L’individualisme et la dictature de la norme épuisent le « vivre ensemble » et la démocratie. Pourtant, les personnes handicapées sont parmi les plus aptes à recréer du lien social, par la vie qu’elles mènent, les difficultés auxquelles elles sont confrontées et la nécessité qu’elles ont de s’appuyer quotidiennement sur la solidarité d’autrui. Mais, allant au-delà de l’idée d’intégration, dans un mouvement de déségrégation et d’inclusion, encore faut-il que le pays reconnaisse légalement leur place effective. Et la question ne saurait se résoudre sans leur présence visible et banalisée dans les instances de fonctionnement et de représentation démocratiques. Aujourd’hui, en France, pas un seul député n’est handicapé, ni un seul sénateur, ni un maire de grande ville et trop peu d’élus locaux. En Angleterre, Gordon Brown, chancelier de l’Echiquier, est aveugle. Même en Turquie, pays pourtant souvent considéré comme en retard sur le plan démocratique, le Parlement d’Istanbul compte un député malvoyant.

Compte tenu du caractère jacobin de notre pays, chaque parti politique doit faire preuve d’audace : proposer une réforme qui impose une proportion significative de personnes handicapées sur les listes électorales en position éligible, sous peine d’amendes substantielles. Un pourcentage comparable à celui qui existe en matière d’emploi suite à la loi de 1987, renforcée par celle de 2005. L’Etat donnera ainsi l’impulsion pour amener les mentalités à évoluer en profondeur.

Réduire la question de l’accessibilité au seul fait de permettre à un fauteuil roulant de rentrer dans l’Assemblée nationale et confiner l’enjeu aux simples portes des monuments emblématiques de la démocratie semble un peu court.

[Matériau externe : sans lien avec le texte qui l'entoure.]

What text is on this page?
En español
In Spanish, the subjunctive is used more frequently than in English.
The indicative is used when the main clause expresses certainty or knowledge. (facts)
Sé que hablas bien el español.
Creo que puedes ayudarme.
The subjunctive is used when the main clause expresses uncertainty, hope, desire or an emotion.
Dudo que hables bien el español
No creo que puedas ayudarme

D’autant que même à ce niveau, d’importants efforts restent encore à faire. On se souvient qu’au moment de la discussion au Parlement de la loi de février 2005, les personnes handicapées n’ont pas pu assister aux débats dans les tribunes du public. Une salle à part dans l’Assemblée nationale avait dû être aménagée pour leur permettre de suivre les discussions. Quel symbole ! Afficher d’un côté la volonté de rendre accessibles les monuments dans les 10 ans et, de l’autre, ne pas créer les conditions d’accès aux fonctions électives. La barrière mentale est bien plus difficile à franchir que la barrière architecturale. Or, si l’on veut voir tomber la seconde, il faut d’abord briser la première. La présence physique et incontournable de personnes handicapées dans l’Hémicycle permettrait de garantir que toutes politiques publiques les prennent en compte.

J’ai soumis aux dirigeants du Parti Socialiste une proposition de réforme des statuts du parti comparable à celle qui avait été entérinée en matière de parité. J’espère que cette idée fera tache d’huile dans les autres partis politiques. Alors qu’aujourd’hui, rares sont les sujets qui font l’unanimité, la France pourrait se ressouder autour d’une réforme constitutionnelle qui sanctifierait cette avancée démocratique. Une telle disposition pourrait en outre compter parmi les idées de relance de l’Europe. La France reprendrait l’initiative au plan des droits sociaux.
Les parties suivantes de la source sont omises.